Researchers conducted the study to try to understand why so many couples in Germany say they want to have two children but end up just having one. (The average birth rate in the country has been 1.5 children per woman for 40 years.)
They used data from the German Socio-Economic Panel Study, a nationally representative longitudinal study of private households run by the German Institute for Economic Research. They located more than 2,000 people who weren’t expecting a child and then had one during a follow-up and analyzed their levels of happiness, as well as whether they had a second kid during the study.
Each year, people were asked the broad question, “How satisfied are you with your life, all things considered?” They then gave a response that ranged from zero (“completely dissatisfied”) to 10 (“completely satisfied”).

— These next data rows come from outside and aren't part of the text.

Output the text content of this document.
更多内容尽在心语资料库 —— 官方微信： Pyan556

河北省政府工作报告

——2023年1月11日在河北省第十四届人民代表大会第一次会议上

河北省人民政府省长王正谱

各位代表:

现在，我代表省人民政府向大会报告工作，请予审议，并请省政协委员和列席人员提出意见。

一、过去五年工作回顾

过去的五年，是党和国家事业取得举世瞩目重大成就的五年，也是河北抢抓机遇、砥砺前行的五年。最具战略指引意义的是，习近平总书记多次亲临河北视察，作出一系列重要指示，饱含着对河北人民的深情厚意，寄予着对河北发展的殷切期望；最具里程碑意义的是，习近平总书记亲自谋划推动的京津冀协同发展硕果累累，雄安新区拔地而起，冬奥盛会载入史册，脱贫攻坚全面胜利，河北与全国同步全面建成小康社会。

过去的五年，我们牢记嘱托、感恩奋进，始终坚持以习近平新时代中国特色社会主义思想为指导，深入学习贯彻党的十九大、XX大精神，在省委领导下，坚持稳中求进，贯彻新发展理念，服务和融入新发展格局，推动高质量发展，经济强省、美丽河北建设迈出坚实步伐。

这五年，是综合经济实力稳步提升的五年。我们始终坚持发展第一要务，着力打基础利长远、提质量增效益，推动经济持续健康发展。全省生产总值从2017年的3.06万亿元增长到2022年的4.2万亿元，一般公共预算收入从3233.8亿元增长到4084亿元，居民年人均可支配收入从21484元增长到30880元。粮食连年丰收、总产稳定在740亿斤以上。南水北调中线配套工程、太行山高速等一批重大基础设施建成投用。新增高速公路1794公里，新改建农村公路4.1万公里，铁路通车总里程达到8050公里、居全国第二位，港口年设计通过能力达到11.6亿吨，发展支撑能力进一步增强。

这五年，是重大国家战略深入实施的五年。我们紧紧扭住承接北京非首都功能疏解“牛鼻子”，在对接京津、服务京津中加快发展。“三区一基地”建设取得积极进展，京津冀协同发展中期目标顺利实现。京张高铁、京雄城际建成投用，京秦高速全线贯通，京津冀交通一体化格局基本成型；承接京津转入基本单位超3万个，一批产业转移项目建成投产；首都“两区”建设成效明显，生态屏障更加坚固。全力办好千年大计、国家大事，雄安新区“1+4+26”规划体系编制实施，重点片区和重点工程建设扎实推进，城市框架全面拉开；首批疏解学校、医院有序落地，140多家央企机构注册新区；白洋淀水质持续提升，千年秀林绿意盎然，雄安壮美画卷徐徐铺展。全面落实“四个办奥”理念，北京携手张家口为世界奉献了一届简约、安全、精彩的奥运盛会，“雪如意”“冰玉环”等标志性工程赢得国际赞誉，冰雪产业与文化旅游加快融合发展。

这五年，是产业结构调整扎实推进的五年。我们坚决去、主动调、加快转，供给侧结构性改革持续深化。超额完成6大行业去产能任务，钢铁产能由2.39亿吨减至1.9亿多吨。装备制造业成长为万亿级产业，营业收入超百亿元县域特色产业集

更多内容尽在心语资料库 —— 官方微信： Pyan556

“Although this measure doesn’t capture respondents’ overall experience of having a child, it is preferable to direct questions about childbearing because it is considered taboo for new parents to say negative things about a new child,” researchers wrote in the study text.
They looked at those responses from three years before a child was born through at least two years after new baby arrived and measured how people felt before and after the baby arrived.
Their findings are pretty intense: People’s life satisfaction is high three to five years before they have a baby. It increases the year before their first baby is born and then proceeds to dip below what it was even before they were expecting a baby.
Only about 30 percent of people stayed at the same level of happiness or better when the baby arrived, but the rest said their levels of happiness went down during the first and second year after.
The average drop in happiness was 1.4 units which is kind of a big deal when you compare it to previously studied depressing life events like divorce (0.6 units), unemployment (one unit) and the death of an S.O. (one unit).
Researchers also found that the bigger the drop in happiness, the less likely people were to have a second baby—especially if they were over the age of 30 and had a higher education.
While this news is disturbing, it’s worth pointing out a few caveats: For one thing, researchers never straight-up asked new parents how they felt about having a baby. They make a good point in that it’s kind of taboo to say life with a little one is anything less than floating on a fluffy cloud through rainbow-colored skies, but they might have gotten a different response if they’d asked.
Researchers also didn’t determine how many of these people only wanted to have one kid in the first place. Those that were over the age of 30 when they first gave birth might have only planned on having one to begin with—or may have had difficulty conceiving another one.
Finally, everyone’s experience as a new parent is different. No one has ever said they love the inevitable sleep deprivation or poopy diapers, but all parents, kids, and life stressors play into a much bigger, holistic experience of happiness.